Déboulonner, c’est bien, mais après, c’est fini, on n’en parle plus. Tandis que repeindre en rouge, couper une oreille ou une main d’une statue, ça vous interpelle, ça appelle une explication…

Vous vous dites, quelle horreur, couper une oreille ou une main d’une statue, mais c’est atroce ! Sans doute, mais un peu moins tout de même que le châtiment des oreilles coupées pratiqué par les maîtres sur leurs esclaves, comme l’exigeait le Code noir, promulgué en 1685, en grande partie rédigé par le ministre Jean-Baptiste Colbert, dont la statue trône toujours aujourd’hui devant l’Assemblée nationale à Paris.

Voici l’article 38 : « l’esclave fugitif qui aura été en fuite pendant un mois, à compter du jour que son maître l’aura dénoncé en justice, aura les oreilles coupées et sera marqué d’une fleur de lys sur une épaule ; s’il récidive un autre mois pareillement du jour de la dénonciation, il aura le jarret coupé, et il sera marqué d’une fleur de lys sur l’autre épaule ; et, la troisième fois, il sera puni de mort. [1] »

Voilà pourquoi, en langue créole, de nos jours, le blanc, le touriste ou celui de la métropole est surnommé « Zoreilles ».

Quand aux mains coupées, ce fut une pratique fréquente au Congo dont Léopold II, roi des Belges, était le propriétaire. Un rapport officiel de 1904 faisait état de ces pratiques courantes. Même si les données sont incertaines, les historiens s’accordent pour estimer que la conquête et l’exploitation du Congo a entraîné la mort de dix millions d’Africains. Pourtant, Léopold II est encore une figure paternelle et prestigieuse en Belgique, même si depuis quelques années déjà, un fort courant anticolonialiste s’est développé en Belgique. Si Léopold II est responsable et même coupable de cette barbarie, des financiers, des banquiers, des grandes multinationales ont bâti leurs fortunes avec le sang des « nègres » du Congo et les fabuleuses ressources naturelles de ce que Leopold II appelait ce « merveilleux gâteau africain ».

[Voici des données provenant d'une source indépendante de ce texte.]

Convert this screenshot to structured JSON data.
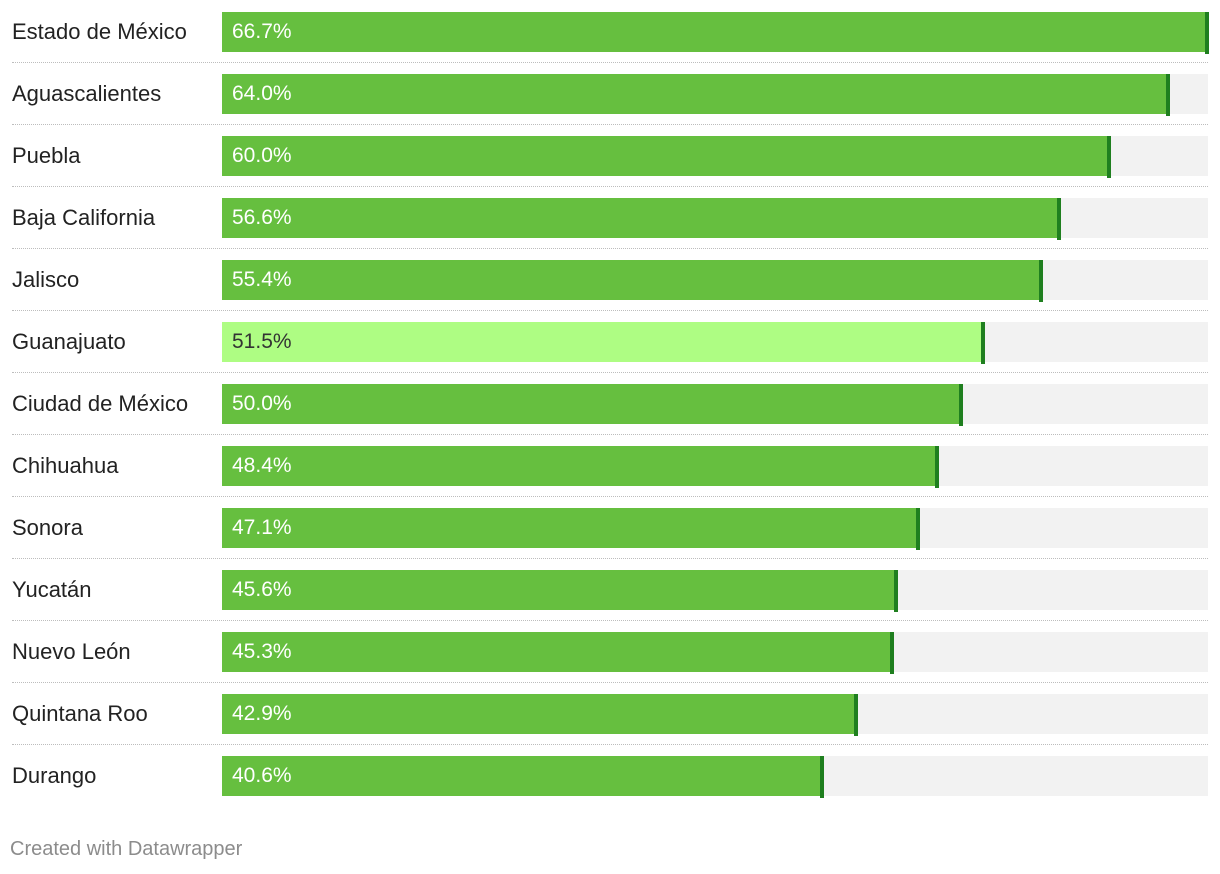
{
  "chart_data": {
    "type": "bar",
    "orientation": "horizontal",
    "title": "",
    "xlabel": "",
    "ylabel": "",
    "xlim": [
      0,
      66.7
    ],
    "categories": [
      "Estado de México",
      "Aguascalientes",
      "Puebla",
      "Baja California",
      "Jalisco",
      "Guanajuato",
      "Ciudad de México",
      "Chihuahua",
      "Sonora",
      "Yucatán",
      "Nuevo León",
      "Quintana Roo",
      "Durango"
    ],
    "values": [
      66.7,
      64.0,
      60.0,
      56.6,
      55.4,
      51.5,
      50.0,
      48.4,
      47.1,
      45.6,
      45.3,
      42.9,
      40.6
    ],
    "value_labels": [
      "66.7%",
      "64.0%",
      "60.0%",
      "56.6%",
      "55.4%",
      "51.5%",
      "50.0%",
      "48.4%",
      "47.1%",
      "45.6%",
      "45.3%",
      "42.9%",
      "40.6%"
    ],
    "highlighted": [
      "Guanajuato"
    ],
    "colors": {
      "bar": "#66bf3f",
      "bar_highlight": "#aefd83",
      "marker": "#1f7f1f",
      "track": "#f2f2f2"
    }
  },
  "footer": {
    "credit": "Created with Datawrapper"
  }
}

Le crime colonial n’a pas été commis par les Belges, ni les Français, ou les Britanniques, mais par une certaine oligarchie dans chacun de ces pays. Attention, par commodité, on dit « la France a colonisé… », ou bien « l’Angleterre a étendu son empire jusque… », ou bien « l’Italie a envahi l’Érythrée… », mais les mots sont trompeurs, ni le peuple italien, ni le peuple anglais ou français n’ont exploité quiconque. Bien souvent, ces peuples eux-mêmes sont exploités, ils n’ont pas de culpabilité à éprouver. De la solidarité avec les opprimés, oui, mais dans tous les cas, c’est la classe dominante, c’est les milieux d’affaires qui sont responsables et doivent rendre des comptes, voire des réparations.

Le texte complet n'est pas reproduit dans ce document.